Cosa aspettarsi quindi dal M5S in questa annata? Facile prevedere, come detto, un ulteriore crollo di consenso sia per Conte che per il Movimento, ma occhio a darli per morti. L’ex-premier così come Di Maio e gli altri esponenti rimasti a cavallo del Governo, sono disponibili ad allearsi con chiunque e rimangiarsi qualunque cosa pur di ottenere voti e posizioni di potere. Intanto Conte mette le mani avanti, cosciente che dalle amministrative usciranno sconfitti: “Il risultato di questo voto non potrà essere significativo per il Movimento, visto che il nuovo corso non ha ancora potuto dispiegare i suoi effetti. Quindi non potrà essere questo un banco di prova. Ma la faccia io ce la metto sempre“.

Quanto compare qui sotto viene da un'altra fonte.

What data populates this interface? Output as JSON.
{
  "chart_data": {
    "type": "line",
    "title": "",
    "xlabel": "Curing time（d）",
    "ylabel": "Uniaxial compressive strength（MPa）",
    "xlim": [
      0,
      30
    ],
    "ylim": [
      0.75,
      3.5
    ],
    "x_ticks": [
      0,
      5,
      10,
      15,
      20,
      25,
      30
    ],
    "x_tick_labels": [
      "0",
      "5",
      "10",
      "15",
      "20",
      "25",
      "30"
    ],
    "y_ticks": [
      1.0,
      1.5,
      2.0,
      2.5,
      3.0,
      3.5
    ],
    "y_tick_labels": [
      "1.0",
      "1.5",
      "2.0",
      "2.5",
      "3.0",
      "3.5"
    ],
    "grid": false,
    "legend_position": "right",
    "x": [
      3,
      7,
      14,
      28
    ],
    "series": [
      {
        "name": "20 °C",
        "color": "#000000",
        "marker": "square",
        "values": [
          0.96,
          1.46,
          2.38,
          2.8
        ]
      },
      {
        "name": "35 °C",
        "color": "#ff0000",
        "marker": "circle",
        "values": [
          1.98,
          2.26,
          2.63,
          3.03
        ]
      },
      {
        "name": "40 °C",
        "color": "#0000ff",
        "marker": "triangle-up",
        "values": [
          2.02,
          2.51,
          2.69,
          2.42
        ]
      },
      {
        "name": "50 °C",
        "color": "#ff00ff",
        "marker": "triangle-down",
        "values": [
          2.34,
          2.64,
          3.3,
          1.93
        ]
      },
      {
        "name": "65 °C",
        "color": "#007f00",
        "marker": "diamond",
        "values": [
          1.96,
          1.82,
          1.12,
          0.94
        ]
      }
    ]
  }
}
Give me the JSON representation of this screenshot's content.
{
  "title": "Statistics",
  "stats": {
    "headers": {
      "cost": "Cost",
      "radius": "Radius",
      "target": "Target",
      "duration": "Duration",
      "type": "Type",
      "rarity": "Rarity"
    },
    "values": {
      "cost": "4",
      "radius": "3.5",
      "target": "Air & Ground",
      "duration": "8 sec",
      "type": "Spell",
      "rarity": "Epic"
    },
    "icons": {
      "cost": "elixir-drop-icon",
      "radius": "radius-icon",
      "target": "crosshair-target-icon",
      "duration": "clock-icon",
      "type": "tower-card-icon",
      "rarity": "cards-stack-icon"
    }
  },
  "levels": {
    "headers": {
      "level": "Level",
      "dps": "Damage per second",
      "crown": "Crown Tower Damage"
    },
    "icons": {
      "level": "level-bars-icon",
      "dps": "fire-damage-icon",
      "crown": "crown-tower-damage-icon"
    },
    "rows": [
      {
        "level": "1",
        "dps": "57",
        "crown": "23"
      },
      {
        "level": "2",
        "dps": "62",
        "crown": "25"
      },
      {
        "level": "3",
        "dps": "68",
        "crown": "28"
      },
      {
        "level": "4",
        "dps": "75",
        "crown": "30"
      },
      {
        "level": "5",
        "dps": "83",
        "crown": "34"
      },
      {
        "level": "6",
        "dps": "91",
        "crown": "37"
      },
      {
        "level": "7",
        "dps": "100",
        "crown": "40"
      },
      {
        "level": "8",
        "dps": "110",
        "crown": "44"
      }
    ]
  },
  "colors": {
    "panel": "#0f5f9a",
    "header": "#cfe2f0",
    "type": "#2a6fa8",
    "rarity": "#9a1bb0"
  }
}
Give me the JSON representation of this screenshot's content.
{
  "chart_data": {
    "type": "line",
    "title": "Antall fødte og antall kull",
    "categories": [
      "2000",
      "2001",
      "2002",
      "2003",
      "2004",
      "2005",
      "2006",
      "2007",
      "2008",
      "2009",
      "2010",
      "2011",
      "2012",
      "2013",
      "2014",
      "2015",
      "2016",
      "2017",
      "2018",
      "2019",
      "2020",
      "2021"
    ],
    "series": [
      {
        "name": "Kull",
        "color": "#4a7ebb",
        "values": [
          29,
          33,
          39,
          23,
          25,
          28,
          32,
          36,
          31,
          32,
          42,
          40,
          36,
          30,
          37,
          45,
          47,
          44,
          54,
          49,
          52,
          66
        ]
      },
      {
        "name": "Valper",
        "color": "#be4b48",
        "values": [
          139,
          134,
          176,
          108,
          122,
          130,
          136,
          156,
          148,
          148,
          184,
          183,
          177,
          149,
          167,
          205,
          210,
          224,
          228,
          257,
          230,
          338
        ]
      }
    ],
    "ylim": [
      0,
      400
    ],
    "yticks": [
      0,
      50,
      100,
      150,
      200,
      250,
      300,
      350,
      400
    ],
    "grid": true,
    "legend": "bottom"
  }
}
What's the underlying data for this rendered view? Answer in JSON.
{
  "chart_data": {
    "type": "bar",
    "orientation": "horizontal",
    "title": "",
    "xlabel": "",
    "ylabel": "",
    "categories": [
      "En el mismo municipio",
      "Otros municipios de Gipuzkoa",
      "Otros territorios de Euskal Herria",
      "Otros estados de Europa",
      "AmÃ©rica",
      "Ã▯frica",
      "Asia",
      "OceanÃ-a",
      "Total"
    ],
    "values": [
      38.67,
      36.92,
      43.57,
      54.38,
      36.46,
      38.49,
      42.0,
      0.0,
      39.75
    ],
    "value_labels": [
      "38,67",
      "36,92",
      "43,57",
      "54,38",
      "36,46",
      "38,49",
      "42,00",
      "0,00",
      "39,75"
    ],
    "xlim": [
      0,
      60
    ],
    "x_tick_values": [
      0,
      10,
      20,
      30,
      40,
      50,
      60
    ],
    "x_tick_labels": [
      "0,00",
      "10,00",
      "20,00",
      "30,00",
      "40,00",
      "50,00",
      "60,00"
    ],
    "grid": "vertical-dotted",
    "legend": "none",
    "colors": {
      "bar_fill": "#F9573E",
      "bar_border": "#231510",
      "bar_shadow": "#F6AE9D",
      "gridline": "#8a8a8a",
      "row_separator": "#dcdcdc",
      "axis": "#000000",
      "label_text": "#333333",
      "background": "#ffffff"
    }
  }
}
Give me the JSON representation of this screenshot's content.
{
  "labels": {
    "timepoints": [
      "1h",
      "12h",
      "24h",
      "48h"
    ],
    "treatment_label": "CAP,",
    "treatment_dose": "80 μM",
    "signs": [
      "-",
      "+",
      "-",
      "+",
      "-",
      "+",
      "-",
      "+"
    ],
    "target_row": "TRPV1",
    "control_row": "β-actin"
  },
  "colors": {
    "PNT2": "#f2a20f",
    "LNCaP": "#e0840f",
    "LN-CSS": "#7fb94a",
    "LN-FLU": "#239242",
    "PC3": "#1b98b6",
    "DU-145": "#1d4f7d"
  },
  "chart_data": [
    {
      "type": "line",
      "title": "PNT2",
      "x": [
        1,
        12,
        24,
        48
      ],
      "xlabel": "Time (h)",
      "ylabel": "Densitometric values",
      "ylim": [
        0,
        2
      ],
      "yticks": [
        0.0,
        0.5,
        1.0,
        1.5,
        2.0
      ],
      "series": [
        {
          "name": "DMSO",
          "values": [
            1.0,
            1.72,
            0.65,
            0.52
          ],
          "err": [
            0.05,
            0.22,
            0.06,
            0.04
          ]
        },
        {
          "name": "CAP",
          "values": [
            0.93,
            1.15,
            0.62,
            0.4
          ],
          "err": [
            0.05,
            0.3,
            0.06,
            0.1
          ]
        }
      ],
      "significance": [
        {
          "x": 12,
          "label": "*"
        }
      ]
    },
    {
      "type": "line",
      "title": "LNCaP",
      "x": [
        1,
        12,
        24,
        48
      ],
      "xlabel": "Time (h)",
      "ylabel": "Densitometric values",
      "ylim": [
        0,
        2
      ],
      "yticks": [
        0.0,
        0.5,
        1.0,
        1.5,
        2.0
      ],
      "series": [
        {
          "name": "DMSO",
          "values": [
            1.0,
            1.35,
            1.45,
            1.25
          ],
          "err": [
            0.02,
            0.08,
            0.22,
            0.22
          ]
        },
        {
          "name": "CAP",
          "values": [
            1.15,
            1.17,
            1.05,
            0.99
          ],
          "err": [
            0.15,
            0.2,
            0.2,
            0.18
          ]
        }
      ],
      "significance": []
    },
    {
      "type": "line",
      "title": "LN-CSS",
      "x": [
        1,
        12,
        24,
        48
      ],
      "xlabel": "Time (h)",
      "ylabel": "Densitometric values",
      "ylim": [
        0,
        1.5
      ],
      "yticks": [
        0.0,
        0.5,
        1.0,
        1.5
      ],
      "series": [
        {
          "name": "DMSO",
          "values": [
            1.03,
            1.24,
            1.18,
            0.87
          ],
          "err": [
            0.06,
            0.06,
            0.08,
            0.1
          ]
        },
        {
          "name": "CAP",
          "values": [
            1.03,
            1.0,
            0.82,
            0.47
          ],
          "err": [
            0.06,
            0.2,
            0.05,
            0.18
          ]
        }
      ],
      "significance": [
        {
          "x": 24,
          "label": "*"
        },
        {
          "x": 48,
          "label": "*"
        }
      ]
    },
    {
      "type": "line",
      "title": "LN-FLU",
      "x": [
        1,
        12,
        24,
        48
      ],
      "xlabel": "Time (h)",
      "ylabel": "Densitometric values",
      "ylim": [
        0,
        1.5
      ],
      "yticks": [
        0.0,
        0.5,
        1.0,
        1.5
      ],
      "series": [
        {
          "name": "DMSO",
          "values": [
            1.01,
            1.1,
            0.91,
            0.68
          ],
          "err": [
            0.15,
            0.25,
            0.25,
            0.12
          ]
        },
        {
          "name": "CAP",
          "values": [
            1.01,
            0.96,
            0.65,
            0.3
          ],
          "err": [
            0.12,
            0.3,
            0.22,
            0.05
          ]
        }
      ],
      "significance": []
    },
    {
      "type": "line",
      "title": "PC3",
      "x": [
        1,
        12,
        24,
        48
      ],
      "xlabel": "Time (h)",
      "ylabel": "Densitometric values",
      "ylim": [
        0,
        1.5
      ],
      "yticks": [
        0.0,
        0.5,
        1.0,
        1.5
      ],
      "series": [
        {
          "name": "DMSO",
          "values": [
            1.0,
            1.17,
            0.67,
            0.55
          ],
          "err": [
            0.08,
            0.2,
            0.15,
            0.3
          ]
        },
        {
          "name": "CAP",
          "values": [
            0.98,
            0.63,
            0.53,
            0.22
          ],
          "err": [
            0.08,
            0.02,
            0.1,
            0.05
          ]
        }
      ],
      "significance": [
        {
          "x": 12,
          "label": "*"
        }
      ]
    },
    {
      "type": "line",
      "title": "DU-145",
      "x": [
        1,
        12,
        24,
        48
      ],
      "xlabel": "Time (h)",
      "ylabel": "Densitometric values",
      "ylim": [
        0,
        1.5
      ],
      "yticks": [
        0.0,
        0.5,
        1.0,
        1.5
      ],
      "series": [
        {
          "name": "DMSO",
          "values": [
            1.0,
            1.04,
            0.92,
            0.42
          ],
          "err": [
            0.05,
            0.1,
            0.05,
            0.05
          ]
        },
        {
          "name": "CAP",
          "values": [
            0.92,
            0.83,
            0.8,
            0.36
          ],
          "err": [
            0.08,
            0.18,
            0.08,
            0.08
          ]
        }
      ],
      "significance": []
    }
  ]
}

Con Conte i grillini sono definitivamente passati da rivoluzionari da operetta a veri e propri democristiani trasformisti e i loro voti fanno gola a molti, in primis al Pd che ha bisogno di alleati di un certo peso elettorale. “O Franza o Spagna, purché se magna” diceva nel ‘400 lo storico fiorentino Francesco Guicciardini, una caratteristica che ha sempre contraddistinto gli italiani: stiamo con chiunque, ci affidiamo a una o all’altra parte, a seconda della convenienza, purché ci sia posto al potere anche per noi. Una definizione perfetta per il Movimento 5 Stelle.